A group of researchers led by Elke Rundensteiner has developed a highly effective technology that screens voice recordings for signs that a speaker is depressed, an important advance that could alert physicians and other clinicians to people who need help.
Audio-assisted Bidirectional Encoder Representations from Transformers (AudiBERT), the system developed by the researchers, leverages the words a speaker uses as well as the speaker’s tone, says Rundensteiner, William Smith Dean's Professor of Computer Science and founding director of WPI’s Data Science Program.
“Clinicians can detect depression and other mental ailments based on the content and tone of interviews with patients,” Rundensteiner says. “With deep learning data science techniques, we have developed a digital technology that examines a speaker’s words and tone for signs of depression. If widely deployed, this tool could dramatically expand mental health screening at low costs.”
The researchers’ innovation was selected for presentation in November 2021 at the Association for Computing Machinery Conference on Information and Knowledge Management, where it received the Best Applied Research Award. The authors are Rundensteiner; Ermal Toto ’21 (PhD), previously a graduate student in computer science with Rundensteiner and now WPI assistant director of academic research computing; and ML Tlachac, a PhD student in data science with Rundensteiner. Tlachac has accepted a position as an assistant professor at Bryant University.

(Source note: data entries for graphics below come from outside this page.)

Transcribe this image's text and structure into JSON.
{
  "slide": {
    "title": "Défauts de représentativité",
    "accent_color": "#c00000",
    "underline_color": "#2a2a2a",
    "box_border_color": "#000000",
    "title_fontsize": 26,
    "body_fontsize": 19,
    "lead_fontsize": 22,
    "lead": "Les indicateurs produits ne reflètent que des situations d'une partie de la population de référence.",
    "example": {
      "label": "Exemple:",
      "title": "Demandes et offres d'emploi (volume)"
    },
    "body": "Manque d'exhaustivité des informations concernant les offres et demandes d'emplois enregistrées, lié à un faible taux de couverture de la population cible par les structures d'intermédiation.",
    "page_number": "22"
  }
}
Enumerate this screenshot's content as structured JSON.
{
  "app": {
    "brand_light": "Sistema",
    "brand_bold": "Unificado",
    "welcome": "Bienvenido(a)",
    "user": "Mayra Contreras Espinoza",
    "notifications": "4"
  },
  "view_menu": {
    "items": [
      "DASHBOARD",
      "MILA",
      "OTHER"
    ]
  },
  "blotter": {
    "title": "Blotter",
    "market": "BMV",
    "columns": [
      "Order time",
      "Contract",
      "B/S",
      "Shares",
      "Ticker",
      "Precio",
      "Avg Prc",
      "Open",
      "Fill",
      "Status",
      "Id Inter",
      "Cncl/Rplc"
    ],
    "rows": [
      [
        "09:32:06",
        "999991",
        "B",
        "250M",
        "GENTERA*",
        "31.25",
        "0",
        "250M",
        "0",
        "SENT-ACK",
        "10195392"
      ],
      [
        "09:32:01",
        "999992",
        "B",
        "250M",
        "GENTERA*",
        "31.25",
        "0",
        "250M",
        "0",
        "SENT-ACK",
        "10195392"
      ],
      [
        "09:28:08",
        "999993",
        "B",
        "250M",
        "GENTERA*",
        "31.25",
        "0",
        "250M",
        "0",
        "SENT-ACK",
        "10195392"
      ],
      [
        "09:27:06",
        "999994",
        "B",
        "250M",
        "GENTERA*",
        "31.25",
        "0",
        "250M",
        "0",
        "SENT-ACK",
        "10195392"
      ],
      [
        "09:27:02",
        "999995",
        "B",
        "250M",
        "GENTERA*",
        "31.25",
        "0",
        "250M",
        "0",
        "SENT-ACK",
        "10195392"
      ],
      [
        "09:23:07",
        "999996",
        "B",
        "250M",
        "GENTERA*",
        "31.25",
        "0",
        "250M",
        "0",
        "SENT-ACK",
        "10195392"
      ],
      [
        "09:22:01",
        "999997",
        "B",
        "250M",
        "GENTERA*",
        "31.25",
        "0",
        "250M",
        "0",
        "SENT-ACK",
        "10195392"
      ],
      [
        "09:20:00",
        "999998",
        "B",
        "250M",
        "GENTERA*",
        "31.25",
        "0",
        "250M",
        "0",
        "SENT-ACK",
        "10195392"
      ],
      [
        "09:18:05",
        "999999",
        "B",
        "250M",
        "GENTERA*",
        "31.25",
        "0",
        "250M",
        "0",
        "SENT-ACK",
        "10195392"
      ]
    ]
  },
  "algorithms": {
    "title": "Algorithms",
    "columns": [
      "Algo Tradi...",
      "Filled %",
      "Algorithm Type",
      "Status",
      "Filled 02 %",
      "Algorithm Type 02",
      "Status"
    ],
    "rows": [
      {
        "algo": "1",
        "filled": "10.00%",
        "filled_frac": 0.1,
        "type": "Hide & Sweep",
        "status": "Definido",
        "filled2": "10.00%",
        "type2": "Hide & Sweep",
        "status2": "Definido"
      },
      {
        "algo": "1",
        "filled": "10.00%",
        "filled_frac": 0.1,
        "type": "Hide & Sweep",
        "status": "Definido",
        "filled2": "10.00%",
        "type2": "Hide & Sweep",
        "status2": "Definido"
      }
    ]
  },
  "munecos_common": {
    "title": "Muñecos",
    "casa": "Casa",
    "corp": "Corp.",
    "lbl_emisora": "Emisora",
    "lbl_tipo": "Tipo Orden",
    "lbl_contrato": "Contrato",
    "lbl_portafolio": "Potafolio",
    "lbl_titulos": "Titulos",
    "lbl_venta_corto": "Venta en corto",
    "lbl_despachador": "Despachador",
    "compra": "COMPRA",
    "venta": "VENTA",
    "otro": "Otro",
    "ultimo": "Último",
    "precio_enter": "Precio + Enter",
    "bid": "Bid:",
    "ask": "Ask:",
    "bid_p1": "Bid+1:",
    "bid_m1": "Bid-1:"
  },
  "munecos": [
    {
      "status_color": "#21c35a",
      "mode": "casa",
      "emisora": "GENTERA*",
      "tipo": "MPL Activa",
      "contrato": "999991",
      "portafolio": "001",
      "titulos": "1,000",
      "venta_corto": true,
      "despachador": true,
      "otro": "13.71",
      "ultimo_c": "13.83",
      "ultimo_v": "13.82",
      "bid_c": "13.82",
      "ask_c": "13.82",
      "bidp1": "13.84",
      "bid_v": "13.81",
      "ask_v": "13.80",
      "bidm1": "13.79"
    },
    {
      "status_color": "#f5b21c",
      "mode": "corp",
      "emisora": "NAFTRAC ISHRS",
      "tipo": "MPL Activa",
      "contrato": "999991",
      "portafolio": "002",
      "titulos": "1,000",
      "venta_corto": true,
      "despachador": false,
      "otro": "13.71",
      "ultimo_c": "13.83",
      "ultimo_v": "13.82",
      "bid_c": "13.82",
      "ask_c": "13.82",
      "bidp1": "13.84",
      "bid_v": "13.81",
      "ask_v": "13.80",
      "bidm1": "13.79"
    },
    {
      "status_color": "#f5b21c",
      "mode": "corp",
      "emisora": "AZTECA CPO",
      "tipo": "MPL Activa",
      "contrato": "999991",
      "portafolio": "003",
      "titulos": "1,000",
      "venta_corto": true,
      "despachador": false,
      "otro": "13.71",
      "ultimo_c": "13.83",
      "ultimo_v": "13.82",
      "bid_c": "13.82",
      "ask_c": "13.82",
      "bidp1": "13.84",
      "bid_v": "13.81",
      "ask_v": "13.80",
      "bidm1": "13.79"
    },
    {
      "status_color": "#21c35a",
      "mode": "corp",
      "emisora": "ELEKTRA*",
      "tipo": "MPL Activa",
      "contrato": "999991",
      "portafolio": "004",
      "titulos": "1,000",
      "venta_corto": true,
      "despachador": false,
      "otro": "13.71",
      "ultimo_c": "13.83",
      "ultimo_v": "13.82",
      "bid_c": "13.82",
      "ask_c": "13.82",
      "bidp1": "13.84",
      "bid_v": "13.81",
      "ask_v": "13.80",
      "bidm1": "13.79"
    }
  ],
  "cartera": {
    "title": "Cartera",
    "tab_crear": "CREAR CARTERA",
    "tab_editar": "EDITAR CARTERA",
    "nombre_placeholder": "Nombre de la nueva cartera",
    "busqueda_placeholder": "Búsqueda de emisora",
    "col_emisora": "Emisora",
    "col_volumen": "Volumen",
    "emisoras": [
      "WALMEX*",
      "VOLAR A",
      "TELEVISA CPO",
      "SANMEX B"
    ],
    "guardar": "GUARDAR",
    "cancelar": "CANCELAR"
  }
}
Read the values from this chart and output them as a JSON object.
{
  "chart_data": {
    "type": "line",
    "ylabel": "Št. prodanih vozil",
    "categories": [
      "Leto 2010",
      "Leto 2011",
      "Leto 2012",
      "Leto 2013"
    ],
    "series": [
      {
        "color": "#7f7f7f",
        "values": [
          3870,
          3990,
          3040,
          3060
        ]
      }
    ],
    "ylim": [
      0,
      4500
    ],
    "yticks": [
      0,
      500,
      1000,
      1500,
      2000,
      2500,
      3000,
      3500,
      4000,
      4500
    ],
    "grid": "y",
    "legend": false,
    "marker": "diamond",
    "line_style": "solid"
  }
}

AudiBERT builds on the researchers’ previous work on the feasibility of using machine learning to analyze voice samples and other digital data from smartphones and social media and on audio-based depression screening as a way to address the societal problems of depression and limited mental health resources. At the core of the research is the idea that a person’s voice can reveal hidden issues.
“If a person is depressed, their vocal tone becomes a monotone,” Toto says. “Their voice might jitter, or shake, a little bit. “Trained clinicians can intuitively detect these variables during conversations. Now we can automate the detection in the human voice through machine learning models.”